Talvez por essa razão, o governo chinês, que manifestara certa cautela nas
semanas que antecederam a reeleição, não escondeu seu entusiasmo com os
resultados, com Chávez reeleito para mais seis anos, e prometeu conduzir as
relações entre os dois países “para um novo nível”. [11]
Dinheiro
novo, em troca de petróleo
A
Venezuela paga a metade dos juros de mercado (6%, não 12%) e com esse dinheiro
pode planejar obras como as 33 mil moradias que a empresa Citic constrói na
China e atender aos crescentes investimentos do Estado.

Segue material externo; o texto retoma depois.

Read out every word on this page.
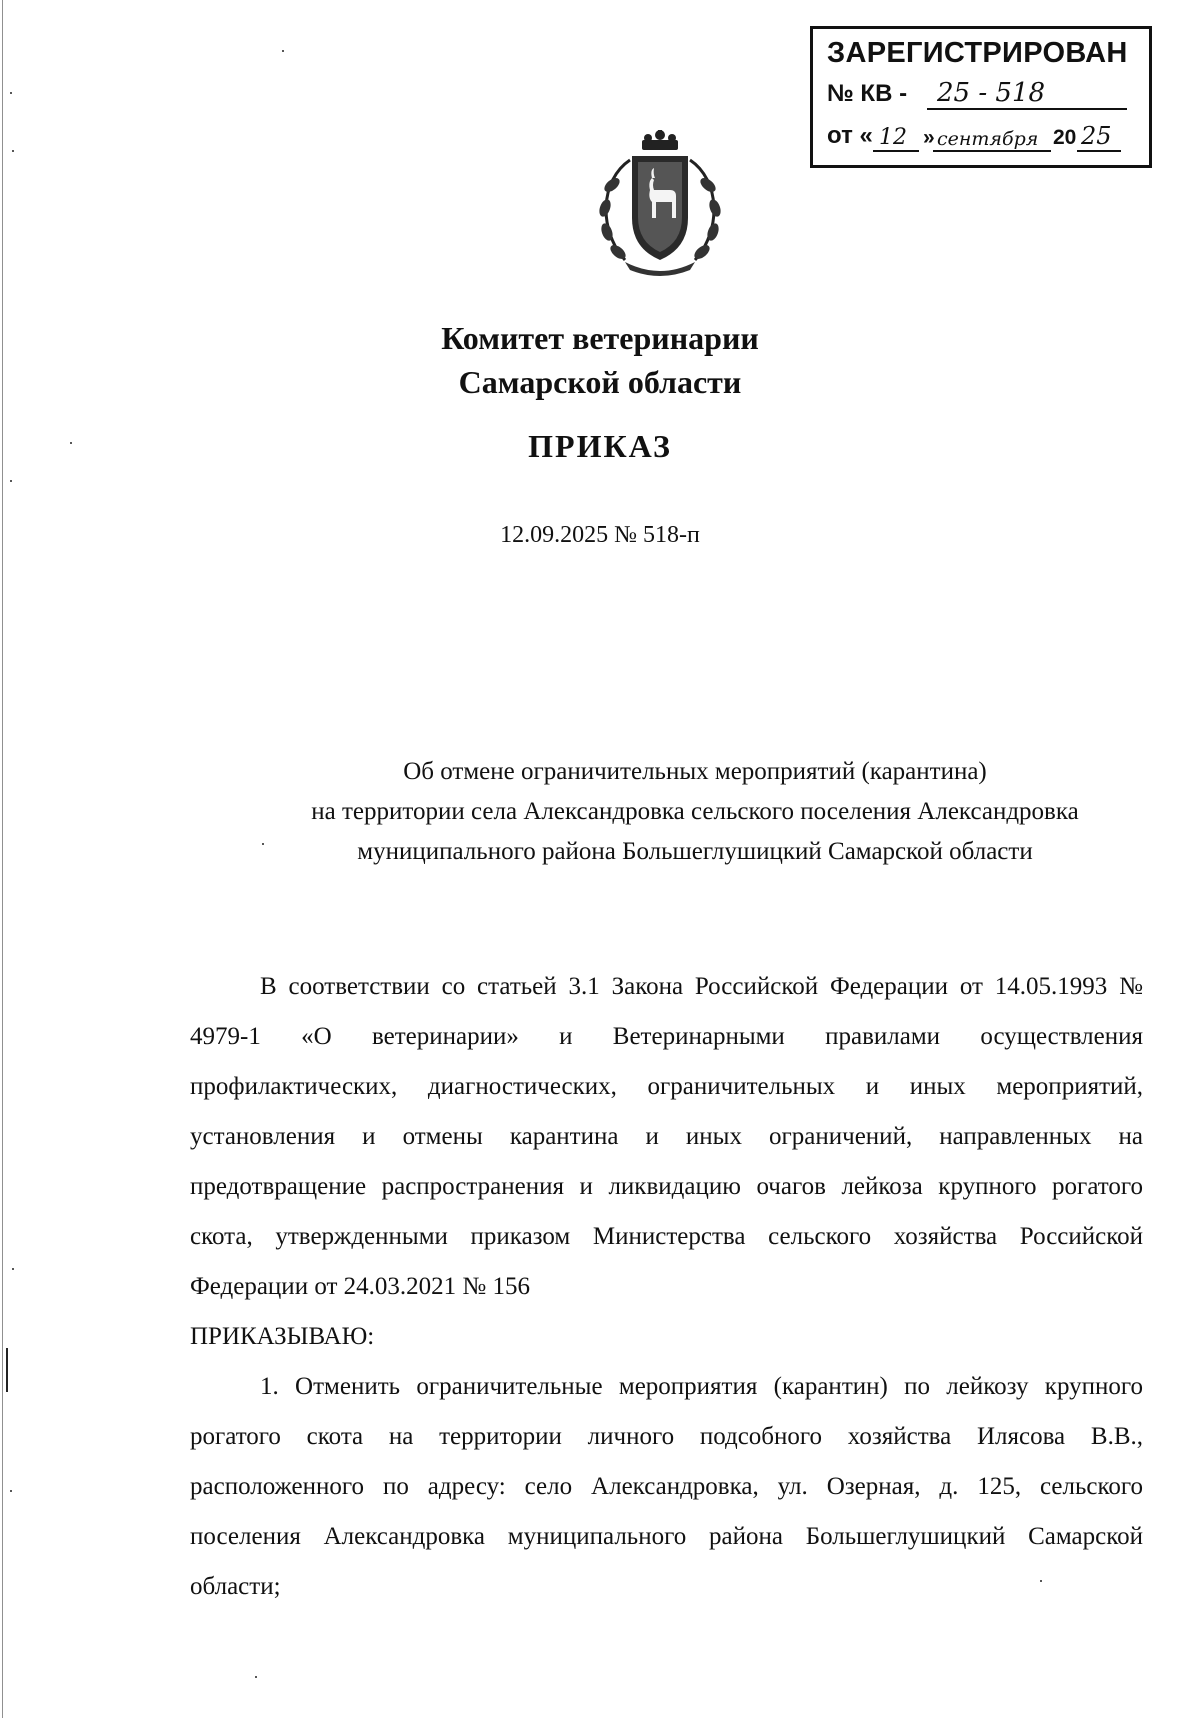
ЗАРЕГИСТРИРОВАН
№ КВ - 25 - 518
от « 12 » сентября 20 25
Комитет ветеринарии
Самарской области
ПРИКАЗ
12.09.2025 № 518-п
Об отмене ограничительных мероприятий (карантина)
на территории села Александровка сельского поселения Александровка
муниципального района Большеглушицкий Самарской области

В соответствии со статьей 3.1 Закона Российской Федерации от 14.05.1993 № 4979-1 «О ветеринарии» и Ветеринарными правилами осуществления профилактических, диагностических, ограничительных и иных мероприятий, установления и отмены карантина и иных ограничений, направленных на предотвращение распространения и ликвидацию очагов лейкоза крупного рогатого скота, утвержденными приказом Министерства сельского хозяйства Российской Федерации от 24.03.2021 № 156

ПРИКАЗЫВАЮ:

1. Отменить ограничительные мероприятия (карантин) по лейкозу крупного рогатого скота на территории личного подсобного хозяйства Илясова В.В., расположенного по адресу: село Александровка, ул. Озерная, д. 125, сельского поселения Александровка муниципального района Большеглушицкий Самарской области;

Em troca, Chávez oferece
aos chineses participação na exploração do petróleo pesado da Faixa do Orinoco e
no projeto das minas Las Cristinas, das maiores reservas de ouro do mundo [12]. Também assinou com a empresa
Citic um acordo para mapear todas as jazidas minerais do país [13].
Graças
à cooperação chinesa, a Venezuela já pôs em órbita dois satélites; o primeiro
“Simón Bolívar”, em 2008, atende as telecomunicações; e o “Miranda”, em 2012,
que será usado no planejamento urbano, em operações militares e na luta contra
exploração ilegal de minas e plantios ilegais. Segundo o governo Chávez, os
satélites permitirão “planejar a ocupação do território, cuidar melhor do meio
ambiente, de nossas fronteiras, de nossos recursos naturais e de nosso povo” [14].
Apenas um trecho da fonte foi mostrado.